A small protuberance, like a blossoming cyst, rises on the dead man’s forehead, then slowly splits like an opening third eyelid, revealing an orb beneath as red as chianti. The object, roughly the size and shape of a billiards ball, finally frees itself from the flesh with a small popping sound.
Despite his disbelief, Brayden, a consummate professional, promptly kneels and retrieves the object as he has been instructed. The orb is intolerably cold in his hand, its glassy surface seeming to sap all warmth and vitality from his hand through even this briefest contact. He stows the thing shiveringly into his coat pocket, carefully holsters his pistol, then turns and walks back toward the Studebaker, reflecting on the murky and arcane history he has pieced together during his long hunt.
[Short pause]
THE PROFESSOR
Professor Andreas Halvorsen, 8 Oktober 1907: Vi snek oss over den russiske grensen i går kveld. Jeg var et nervevrak og helt ubrukelig. Det var Juuso som fikk oss forbi grensevaktene, om det var ved overtalelse eller bestikkelser, vet jeg ikke… [Fade out]
Professor Andreas Halvorsen, 8 October 1907: We slipped across the Russian border last night.
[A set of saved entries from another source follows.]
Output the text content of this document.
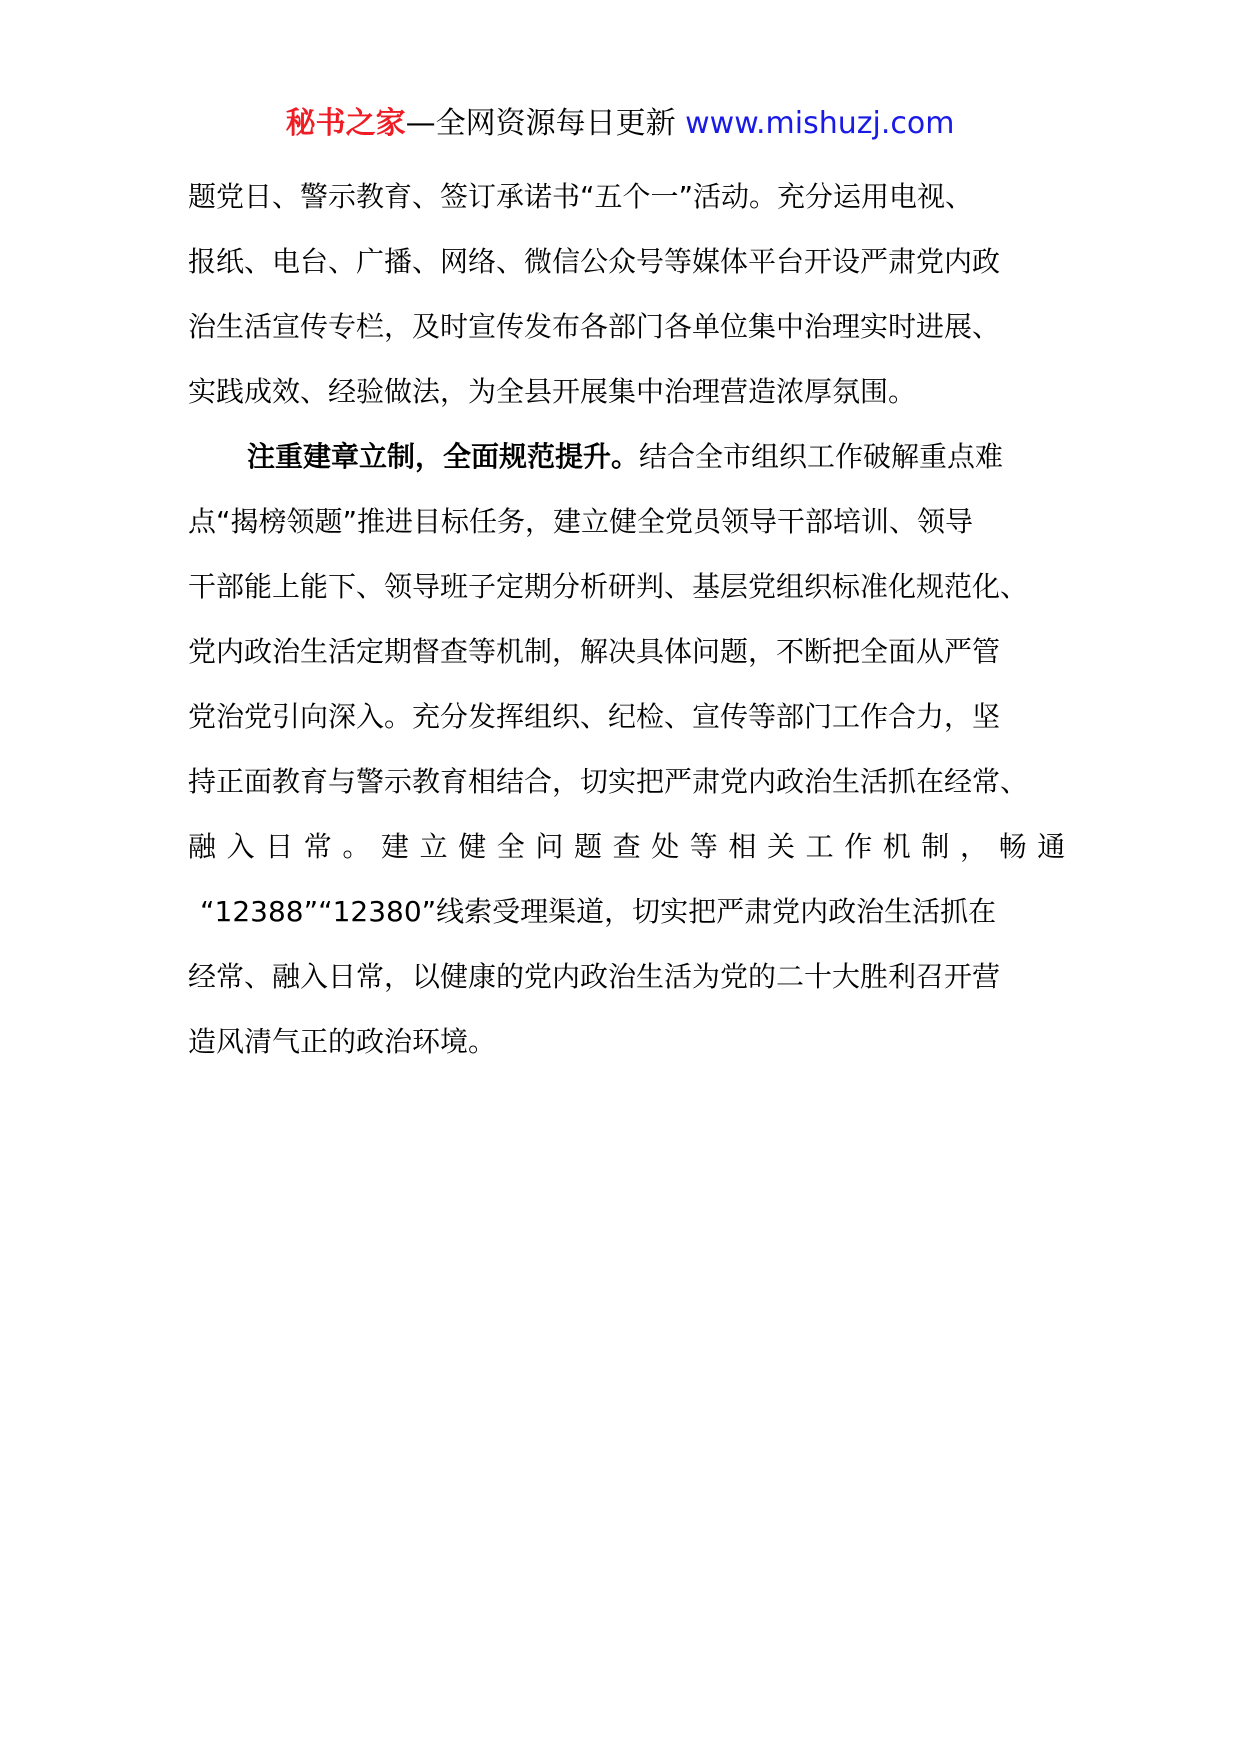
秘书之家—全网资源每日更新 www.mishuzj.com
题党日、警示教育、签订承诺书“五个一”活动。充分运用电视、
报纸、电台、广播、网络、微信公众号等媒体平台开设严肃党内政
治生活宣传专栏，及时宣传发布各部门各单位集中治理实时进展、
实践成效、经验做法，为全县开展集中治理营造浓厚氛围。
注重建章立制，全面规范提升。结合全市组织工作破解重点难
点“揭榜领题”推进目标任务，建立健全党员领导干部培训、领导
干部能上能下、领导班子定期分析研判、基层党组织标准化规范化、
党内政治生活定期督查等机制，解决具体问题，不断把全面从严管
党治党引向深入。充分发挥组织、纪检、宣传等部门工作合力，坚
持正面教育与警示教育相结合，切实把严肃党内政治生活抓在经常、
融入日常。建立健全问题查处等相关工作机制，畅通
“12388”“12380”线索受理渠道，切实把严肃党内政治生活抓在
经常、融入日常，以健康的党内政治生活为党的二十大胜利召开营
造风清气正的政治环境。
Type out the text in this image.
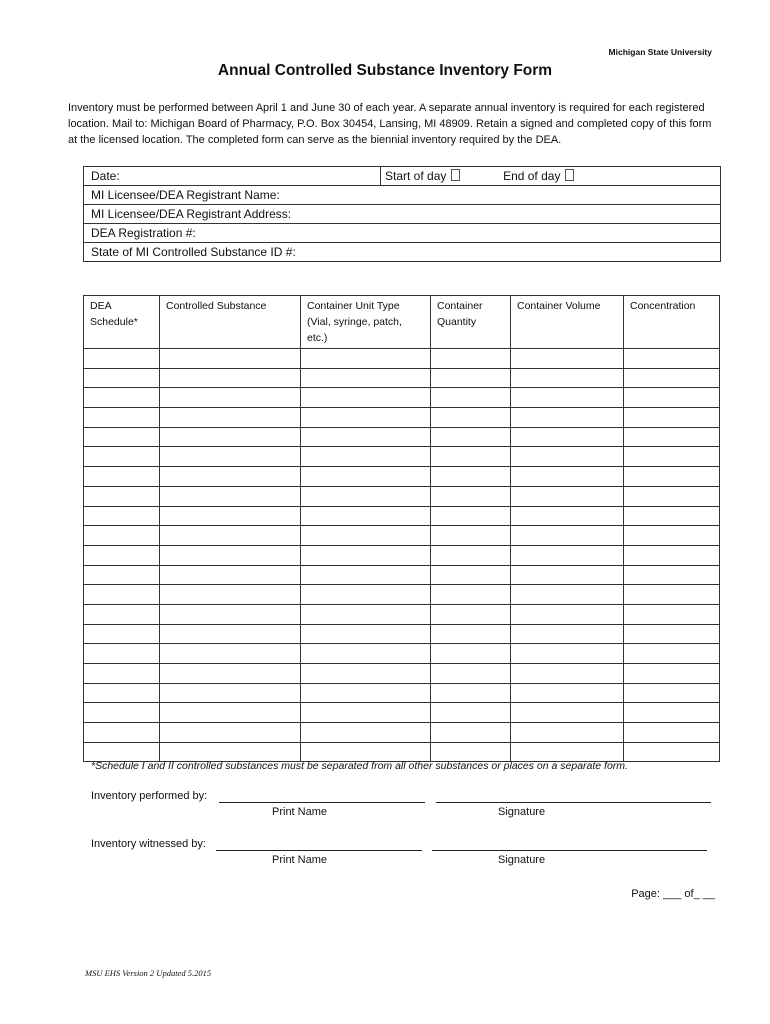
Michigan State University
Annual Controlled Substance Inventory Form
Inventory must be performed between April 1 and June 30 of each year. A separate annual inventory is required for each registered location. Mail to: Michigan Board of Pharmacy, P.O. Box 30454, Lansing, MI 48909. Retain a signed and completed copy of this form at the licensed location. The completed form can serve as the biennial inventory required by the DEA.
Date:	Start of day	End of day
MI Licensee/DEA Registrant Name:
MI Licensee/DEA Registrant Address:
DEA Registration #:
State of MI Controlled Substance ID #:
DEA Schedule*	Controlled Substance	Container Unit Type (Vial, syringe, patch, etc.)	Container Quantity	Container Volume	Concentration

*Schedule I and II controlled substances must be separated from all other substances or places on a separate form.
Inventory performed by:
Print Name	Signature
Inventory witnessed by:
Print Name	Signature
Page: ___ of_ __
MSU EHS Version 2 Updated 5.2015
I was a nervous wreck and completely useless. It was Juuso who got us past the border guards, whether by persuasion or by bribery, I do not know. He is such a clever young man, and how I would be lost without his guidance!
I am naturally most eager to begin my study of our hard-won prize in earnest, but it must wait until we are safe from prying eyes. For most, it would seem nothing more than a polished stone, having no more value than its unusual luster and shape might imbue, but even given the small chance that someone might recognize it for the wonder that it truly is, I have no doubt that they would steal or even kill to obtain it.
We must be cautious.
[Fade in] …men selv gitt den lille sjansen for at noen ville gjenkjenne det for hva det virkelig er, er jeg ikke i tvil om at de ville stjele eller drepe for å få det.
Vi må være forsiktige.
THE DOCTOR
Doktor Erich Martense, 24 April 1939: Ich bin absolut sicher, dass wir es endlich gefunden haben. Die Italiener wollten es nicht aufgeben, doch wolltten sie auch meinen Einfluss nicht herausfordern… [Fade out]
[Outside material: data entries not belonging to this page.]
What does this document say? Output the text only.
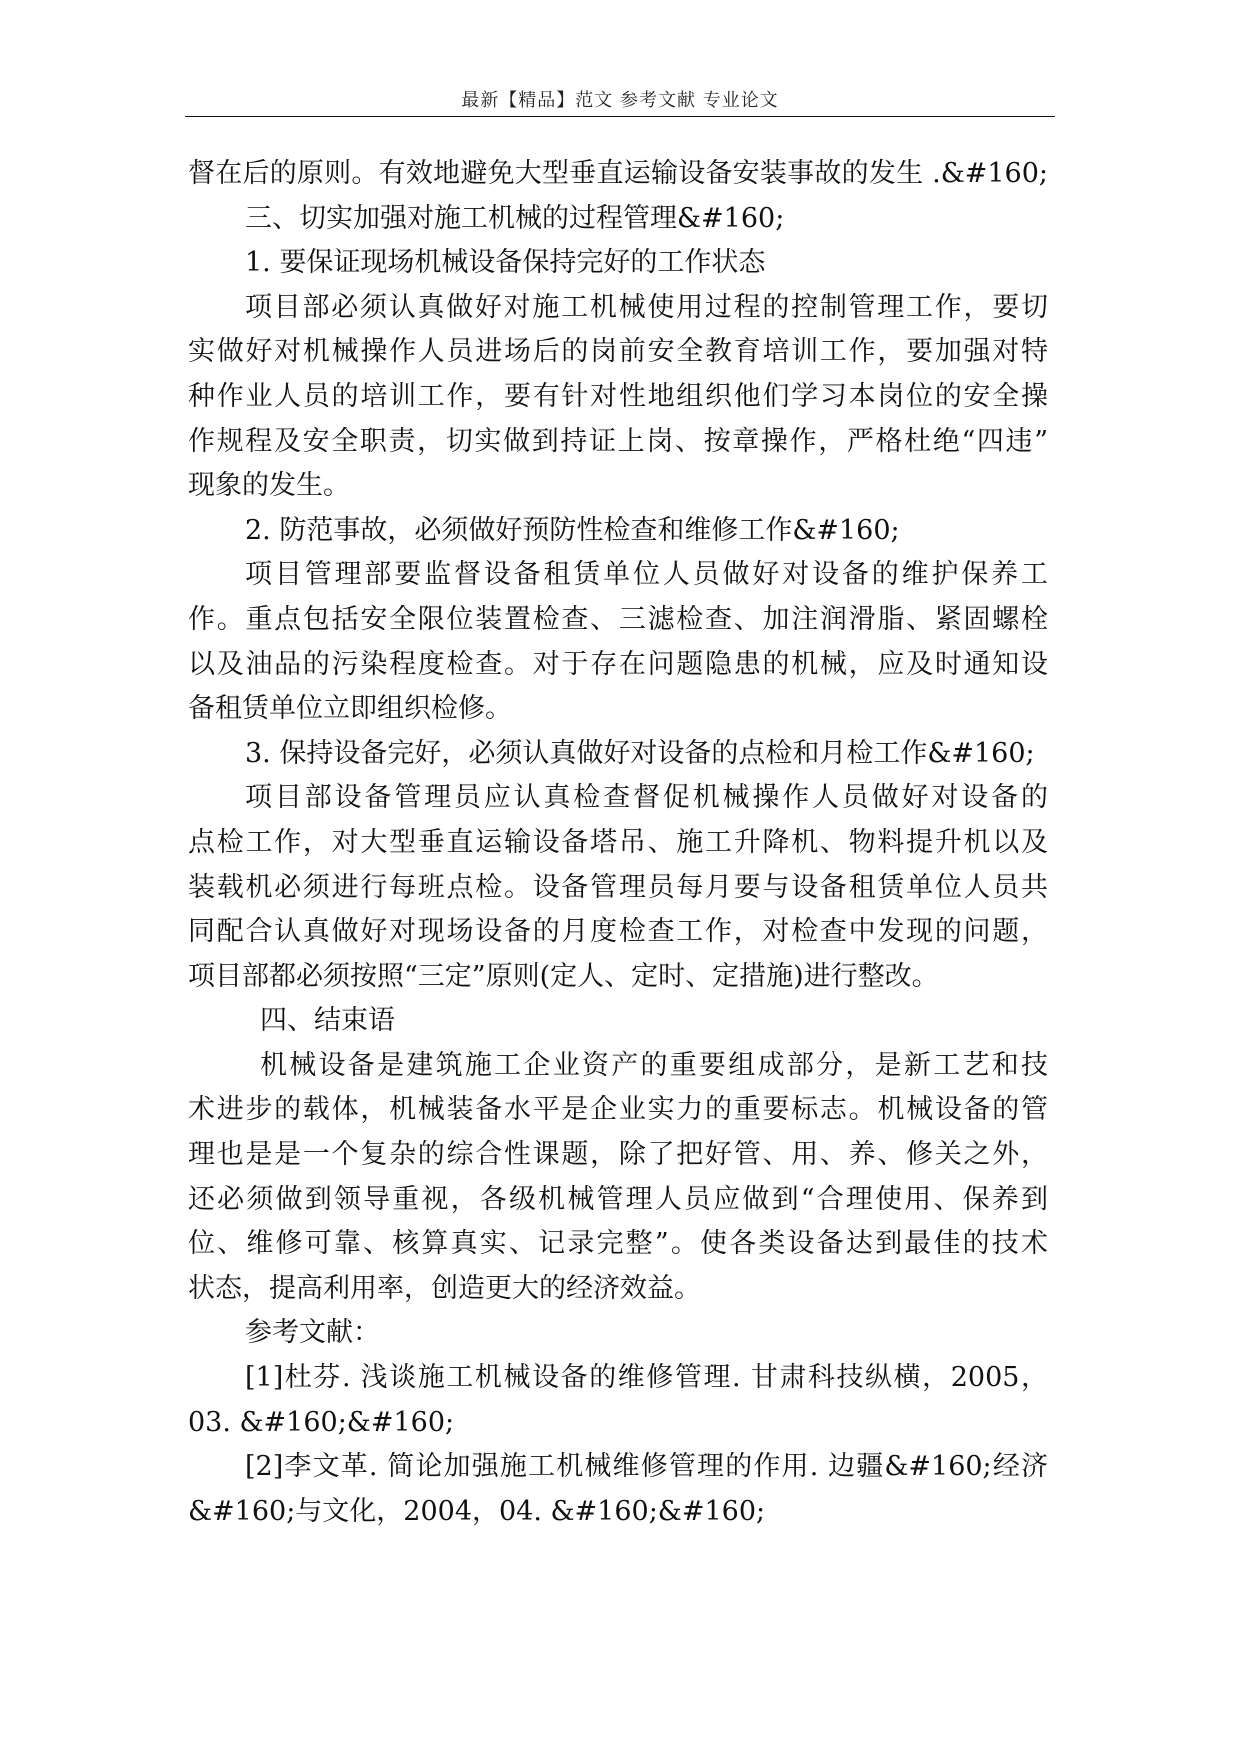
最新【精品】范文 参考文献 专业论文
督在后的原则。有效地避免大型垂直运输设备安装事故的发生 .&#160;
三、切实加强对施工机械的过程管理&#160;
1. 要保证现场机械设备保持完好的工作状态
项目部必须认真做好对施工机械使用过程的控制管理工作，要切
实做好对机械操作人员进场后的岗前安全教育培训工作，要加强对特
种作业人员的培训工作，要有针对性地组织他们学习本岗位的安全操
作规程及安全职责，切实做到持证上岗、按章操作，严格杜绝“四违”
现象的发生。
2. 防范事故，必须做好预防性检查和维修工作&#160;
项目管理部要监督设备租赁单位人员做好对设备的维护保养工
作。重点包括安全限位装置检查、三滤检查、加注润滑脂、紧固螺栓
以及油品的污染程度检查。对于存在问题隐患的机械，应及时通知设
备租赁单位立即组织检修。
3. 保持设备完好，必须认真做好对设备的点检和月检工作&#160;
项目部设备管理员应认真检查督促机械操作人员做好对设备的
点检工作，对大型垂直运输设备塔吊、施工升降机、物料提升机以及
装载机必须进行每班点检。设备管理员每月要与设备租赁单位人员共
同配合认真做好对现场设备的月度检查工作，对检查中发现的问题，
项目部都必须按照“三定”原则(定人、定时、定措施)进行整改。
四、结束语
机械设备是建筑施工企业资产的重要组成部分，是新工艺和技
术进步的载体，机械装备水平是企业实力的重要标志。机械设备的管
理也是是一个复杂的综合性课题，除了把好管、用、养、修关之外，
还必须做到领导重视，各级机械管理人员应做到“合理使用、保养到
位、维修可靠、核算真实、记录完整”。使各类设备达到最佳的技术
状态，提高利用率，创造更大的经济效益。
参考文献：
[1]杜芬. 浅谈施工机械设备的维修管理. 甘肃科技纵横，2005，
03. &#160;&#160;
[2]李文革. 简论加强施工机械维修管理的作用. 边疆&#160;经济
&#160;与文化，2004，04. &#160;&#160;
Doctor Erich Martense, 24 April 1939: I am absolutely certain that we have found it at last. The Italians did not wish to relinquish it, but neither did they want to challenge my influence. As if the ignorant fools understood what they possessed! If they did, they would never have surrendered it so easily. A lifetime of ridicule for following in the titanic footsteps of Agrippa and Paracelsus, and at last I have the proof!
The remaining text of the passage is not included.